Guiding consumers since 2009

FNB slams 30 year bonds

By Staff Writer
First National Bank (FNB) have this week highlighted how 30 year bonds can rip off consumers. “On face value, taking out a 30 year bond may look attractive as lower monthly costs appear more affordable, a 30 year bond will result in a 64% greater interest payable compared to a 20 year option, which no matter how you look at it, is not in your financial best interest,” says Tommy Nel, head of credit at FNB home loans.
 
Consumers typically take out a 30 year bond in order to afford the monthly repayments or to purchase a house that is around 10% more expensive than what is afforded to them on a 20 year bond.
 
For example, if you buy a home for the property value of R1 million, at prime, which is currently at 9.25% on a 20 year loan term, your repayments would be R9 159. If you only pay the minimum installments for the 240 term, you would have paid back R2.2 million by the end of the loan term.
Under a 30 year loan term option, your repayment will be marginally less, at R8 227 per month. However, at the end of the term you would have paid back a total of R2.96 million.
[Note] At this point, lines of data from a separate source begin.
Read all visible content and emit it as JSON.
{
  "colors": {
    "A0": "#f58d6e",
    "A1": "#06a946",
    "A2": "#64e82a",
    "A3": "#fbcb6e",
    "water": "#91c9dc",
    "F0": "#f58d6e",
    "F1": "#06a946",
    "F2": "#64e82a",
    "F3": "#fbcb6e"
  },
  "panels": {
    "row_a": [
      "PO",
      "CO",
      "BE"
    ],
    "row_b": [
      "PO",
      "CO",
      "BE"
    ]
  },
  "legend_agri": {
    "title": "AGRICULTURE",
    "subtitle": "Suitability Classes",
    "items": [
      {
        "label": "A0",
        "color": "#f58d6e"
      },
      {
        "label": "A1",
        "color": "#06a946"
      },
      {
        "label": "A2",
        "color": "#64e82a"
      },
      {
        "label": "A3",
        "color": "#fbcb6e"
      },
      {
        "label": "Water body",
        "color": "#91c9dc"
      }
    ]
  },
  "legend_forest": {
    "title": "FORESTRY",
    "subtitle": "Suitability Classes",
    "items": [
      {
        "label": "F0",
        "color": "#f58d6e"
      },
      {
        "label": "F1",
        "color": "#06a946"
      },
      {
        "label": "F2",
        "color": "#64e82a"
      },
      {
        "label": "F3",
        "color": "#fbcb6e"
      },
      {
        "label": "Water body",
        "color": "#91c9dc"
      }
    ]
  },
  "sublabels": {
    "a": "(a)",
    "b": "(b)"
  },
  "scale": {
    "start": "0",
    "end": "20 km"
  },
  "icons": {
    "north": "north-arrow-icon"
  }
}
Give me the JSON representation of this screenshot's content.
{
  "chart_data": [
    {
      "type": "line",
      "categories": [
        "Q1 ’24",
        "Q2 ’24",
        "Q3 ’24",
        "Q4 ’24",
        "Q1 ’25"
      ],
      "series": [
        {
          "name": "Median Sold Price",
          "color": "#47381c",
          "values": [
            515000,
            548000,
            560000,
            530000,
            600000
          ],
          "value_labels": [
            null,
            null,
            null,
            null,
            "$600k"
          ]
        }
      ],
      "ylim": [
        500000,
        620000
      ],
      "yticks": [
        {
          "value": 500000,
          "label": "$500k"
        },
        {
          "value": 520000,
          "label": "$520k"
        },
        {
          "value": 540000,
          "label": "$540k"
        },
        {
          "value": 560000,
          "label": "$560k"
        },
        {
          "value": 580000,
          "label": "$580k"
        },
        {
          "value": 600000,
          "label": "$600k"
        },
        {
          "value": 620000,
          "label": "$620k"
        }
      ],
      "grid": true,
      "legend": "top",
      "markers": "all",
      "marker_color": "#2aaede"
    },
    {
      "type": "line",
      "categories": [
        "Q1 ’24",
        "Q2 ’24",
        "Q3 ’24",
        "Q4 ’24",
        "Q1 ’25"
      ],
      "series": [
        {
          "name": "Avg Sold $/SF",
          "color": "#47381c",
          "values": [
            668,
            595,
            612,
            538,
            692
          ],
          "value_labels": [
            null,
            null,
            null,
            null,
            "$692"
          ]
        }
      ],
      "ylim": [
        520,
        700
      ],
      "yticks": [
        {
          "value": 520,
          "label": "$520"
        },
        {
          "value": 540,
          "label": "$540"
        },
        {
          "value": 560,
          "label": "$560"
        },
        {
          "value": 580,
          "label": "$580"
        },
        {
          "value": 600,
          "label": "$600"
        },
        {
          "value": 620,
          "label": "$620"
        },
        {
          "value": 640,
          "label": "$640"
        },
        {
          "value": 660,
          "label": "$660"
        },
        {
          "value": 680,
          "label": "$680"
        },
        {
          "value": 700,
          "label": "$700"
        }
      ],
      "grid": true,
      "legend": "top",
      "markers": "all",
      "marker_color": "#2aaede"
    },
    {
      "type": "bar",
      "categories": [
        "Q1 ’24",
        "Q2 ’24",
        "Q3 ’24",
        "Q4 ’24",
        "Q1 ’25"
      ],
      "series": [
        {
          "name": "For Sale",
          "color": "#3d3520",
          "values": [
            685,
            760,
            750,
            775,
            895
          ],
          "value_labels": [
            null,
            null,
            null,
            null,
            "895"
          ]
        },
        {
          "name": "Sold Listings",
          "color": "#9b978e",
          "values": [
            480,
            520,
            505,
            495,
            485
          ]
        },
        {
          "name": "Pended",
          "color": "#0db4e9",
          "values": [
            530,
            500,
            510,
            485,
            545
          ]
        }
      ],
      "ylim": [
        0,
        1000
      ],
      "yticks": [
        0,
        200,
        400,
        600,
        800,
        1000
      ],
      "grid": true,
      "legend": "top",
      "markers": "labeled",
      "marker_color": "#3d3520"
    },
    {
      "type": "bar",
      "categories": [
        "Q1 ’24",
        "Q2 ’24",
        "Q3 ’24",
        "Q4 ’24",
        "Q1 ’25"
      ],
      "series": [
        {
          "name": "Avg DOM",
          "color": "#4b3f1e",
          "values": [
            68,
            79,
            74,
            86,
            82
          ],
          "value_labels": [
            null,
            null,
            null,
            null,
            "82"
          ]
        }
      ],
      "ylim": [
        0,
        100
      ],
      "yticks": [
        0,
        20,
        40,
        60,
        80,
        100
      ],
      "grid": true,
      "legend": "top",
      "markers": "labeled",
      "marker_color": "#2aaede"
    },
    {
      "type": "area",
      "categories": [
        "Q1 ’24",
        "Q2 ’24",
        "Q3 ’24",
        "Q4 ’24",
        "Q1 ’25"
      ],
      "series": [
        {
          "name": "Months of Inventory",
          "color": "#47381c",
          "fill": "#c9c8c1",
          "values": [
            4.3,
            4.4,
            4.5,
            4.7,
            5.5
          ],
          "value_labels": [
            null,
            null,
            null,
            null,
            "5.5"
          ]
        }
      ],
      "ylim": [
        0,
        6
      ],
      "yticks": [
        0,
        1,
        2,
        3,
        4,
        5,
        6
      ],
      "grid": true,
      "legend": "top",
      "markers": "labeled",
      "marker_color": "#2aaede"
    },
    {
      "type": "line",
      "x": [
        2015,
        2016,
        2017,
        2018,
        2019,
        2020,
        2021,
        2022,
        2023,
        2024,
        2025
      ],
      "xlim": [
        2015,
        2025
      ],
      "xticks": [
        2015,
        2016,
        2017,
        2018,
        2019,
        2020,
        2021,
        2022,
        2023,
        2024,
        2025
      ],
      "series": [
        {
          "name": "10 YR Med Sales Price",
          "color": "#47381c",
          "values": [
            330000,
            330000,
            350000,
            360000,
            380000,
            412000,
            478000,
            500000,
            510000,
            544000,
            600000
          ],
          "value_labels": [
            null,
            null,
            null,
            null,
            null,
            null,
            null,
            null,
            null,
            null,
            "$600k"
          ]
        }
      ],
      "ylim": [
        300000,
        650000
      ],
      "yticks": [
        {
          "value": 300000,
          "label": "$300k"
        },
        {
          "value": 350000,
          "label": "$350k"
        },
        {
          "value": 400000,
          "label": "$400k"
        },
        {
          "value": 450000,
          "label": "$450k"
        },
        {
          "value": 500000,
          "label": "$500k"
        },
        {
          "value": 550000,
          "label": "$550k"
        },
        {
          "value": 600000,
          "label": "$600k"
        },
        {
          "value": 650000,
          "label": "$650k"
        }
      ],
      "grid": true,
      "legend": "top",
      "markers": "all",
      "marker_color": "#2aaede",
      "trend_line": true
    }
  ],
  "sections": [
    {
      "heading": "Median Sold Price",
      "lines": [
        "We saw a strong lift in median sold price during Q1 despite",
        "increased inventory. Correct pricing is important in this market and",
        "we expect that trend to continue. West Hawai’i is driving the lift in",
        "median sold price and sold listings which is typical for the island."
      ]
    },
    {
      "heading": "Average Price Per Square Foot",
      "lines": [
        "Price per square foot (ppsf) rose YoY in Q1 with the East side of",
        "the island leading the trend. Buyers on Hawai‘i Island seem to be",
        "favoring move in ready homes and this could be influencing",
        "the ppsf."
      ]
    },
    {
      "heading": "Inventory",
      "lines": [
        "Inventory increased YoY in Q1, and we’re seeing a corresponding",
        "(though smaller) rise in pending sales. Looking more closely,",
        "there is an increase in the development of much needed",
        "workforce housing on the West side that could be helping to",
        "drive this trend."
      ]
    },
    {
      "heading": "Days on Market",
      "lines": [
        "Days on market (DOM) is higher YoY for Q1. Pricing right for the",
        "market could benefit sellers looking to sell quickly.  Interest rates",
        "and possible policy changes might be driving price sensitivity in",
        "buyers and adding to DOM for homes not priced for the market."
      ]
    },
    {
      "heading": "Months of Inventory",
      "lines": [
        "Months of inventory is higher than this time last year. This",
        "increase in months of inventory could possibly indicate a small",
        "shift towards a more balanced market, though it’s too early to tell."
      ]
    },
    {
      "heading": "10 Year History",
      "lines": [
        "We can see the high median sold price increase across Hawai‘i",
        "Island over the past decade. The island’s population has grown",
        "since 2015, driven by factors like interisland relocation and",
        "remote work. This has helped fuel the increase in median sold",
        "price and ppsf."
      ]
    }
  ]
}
This is R764 000 more than the 20 year bond, points out FNB.
 
“On the 30 year option, your installments will be around 10% lower a month, which amounts to a ‘saving’ of R932 a month,” says Nel.
 
But Nel feels the money would do better elsewhere: “There is a possibility, if you are dedicated and invest this towards a long term goal, you may potentially earn a higher rate of return than what you have paid on your home loan. It must however be noted that such a course of action involves much higher levels of risk than the safer option of paying off your home loan sooner. If however, instead, these additional funds were spent on consumables on a monthly basis, consumers would undoubtedly be much worse off financially in the long haul.”
 
Nel adds that with a 30 year loan it can take a while to pay off the capital of the loan as the interest is so high. “After year five on a 20-year home loan you would have paid off 11%, whilst only paying off 4% on the 30-year option. After 10 years, you would have paid off almost 30% of your 20-year home loan, whilst having paid off only about 10% of your 20-year home loan. At the point where you would have paid off your 20 year home loan, you will still owe R640k, 64% of your 30 year loan,” he illustrates.
 
FNB says does not currently offer 30-year home loans because of these reasons, and would only consider doing so in future if it is able to ensure customers are able to make an informed decision in terms of this as a financing option. Nel did admit that under exceptional circumstances the bank has offered customers that experience some financial strain the ability to extend their loans past 20 years. “But this constitutes less than 2% of our outstanding loan book,” he adds.
 
30 Year bond not a ‘wrong call’ for everyone
 
Rival Standard Bank confirmed that it offers 30 year bonds to customers while Absa says on the home loan section of its website that it offers ‘flexible repayment terms of up to 30 years’. Meanwhile, Nedbank’s website says that ‘You can pay off your home loan over a period of up to 25 years’.
 
Steven Barker, head of home loans for Standard Bank, says that 30 year home loans are not a ‘wrong call’ for everyone. “Standard Bank primarily offers 20 year loans but we are happy to see special requests form customers for 30 year applications subject to certain credit criteria. Thirty year bonds give customers affordability and a leg up on the property ladder. This product assists a small portion of the population.”
 
Barker points out that nothing prevents consumers from paying off their home loan more rapidly and that the bank is open to lenders asking for their loan term to change to 20 years. “The 30 year bond is more expensive but there’s nothing stopping customers form paying off their loans more aggressively by paying, say 5%, more on their repayments or adding in lump sums. They can also apply for access bonds which will allow them to pay in more and take out the money again if they need to.”
 
*Absa and Nedbank were approached for comment and Justmoney will add their responses as soon they are provided to us.